For the last couple of nights, a pair of bats have been visiting my back garden. My garden is a typical city garden – there are no tall trees in it, but plenty of flowers and plants (which presumably attracts plenty of insects). I’m not sure why they have just started visiting – it may be that there is construction work taking place behind the garden, which might have disrupted their usual flight pattern, or maybe they were always visiting and I didn’t notice before now.

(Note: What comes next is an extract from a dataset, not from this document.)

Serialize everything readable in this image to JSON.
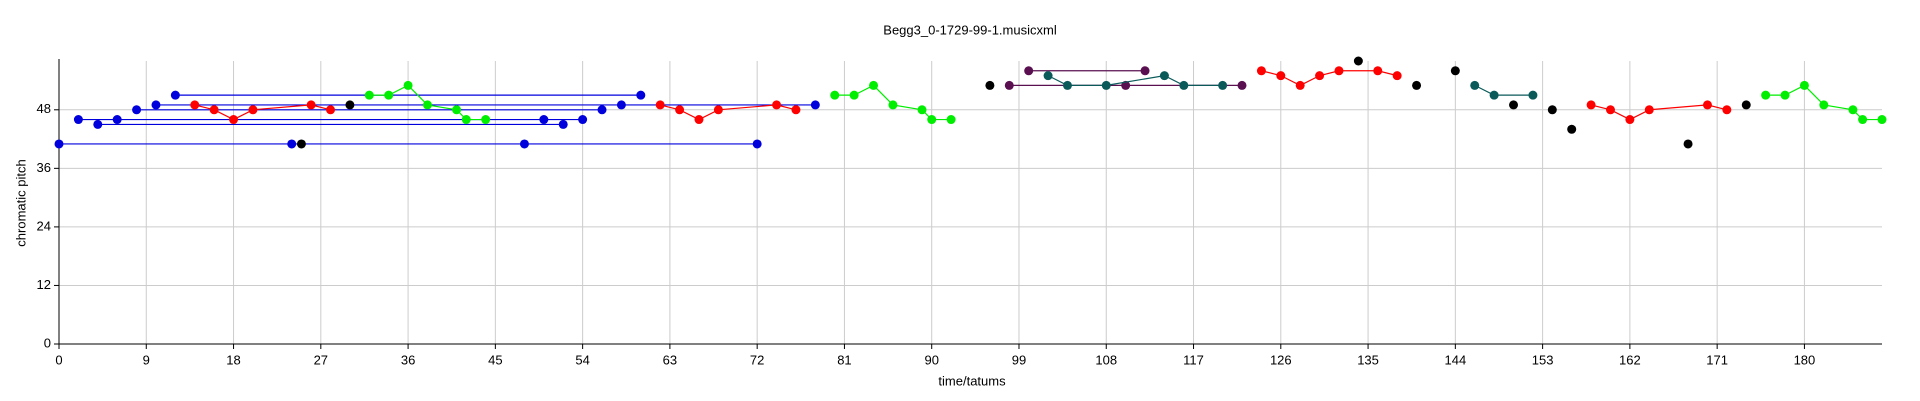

Photographing bats can be tricky. The proper way is to set up motion sensors that trigger the camera and flashes when the bat flies through a certain point. I went for the simpler, more hit-and-miss way. The bats flew the same circuit around my garden, from the back right up to the back door, and down the garden again. When I stood outside the back door, they didn’t seem to pay any attention to my presence. I had a camera fitted with a wide-angle lens and flash. The lens was set to a fixed focus point, of about a metre, and as the bats flew towards me, I bushed the button when I thought they were around a metre. At times, they flitted no more than 30 centimetres from me, but they moved so fast, it was difficult to get a decent shot (I managed to get plenty of crappy ones, though). However, with the wide-angle lens, they were usually somewhere in the image, and with some judicious cropping and enlargement, I was able to get the pictures shown here (I was using a Canon 5D Mk 3 which has a full-frame sensor, enabling the images to be enlarged).
The Irish Wildlife Trust along with the Galway Bat group are organising a public bat walk this Saturday night at 9.30 – they’ll meet in the Dunnes carpark in Terryland. It’s free and open to anyone.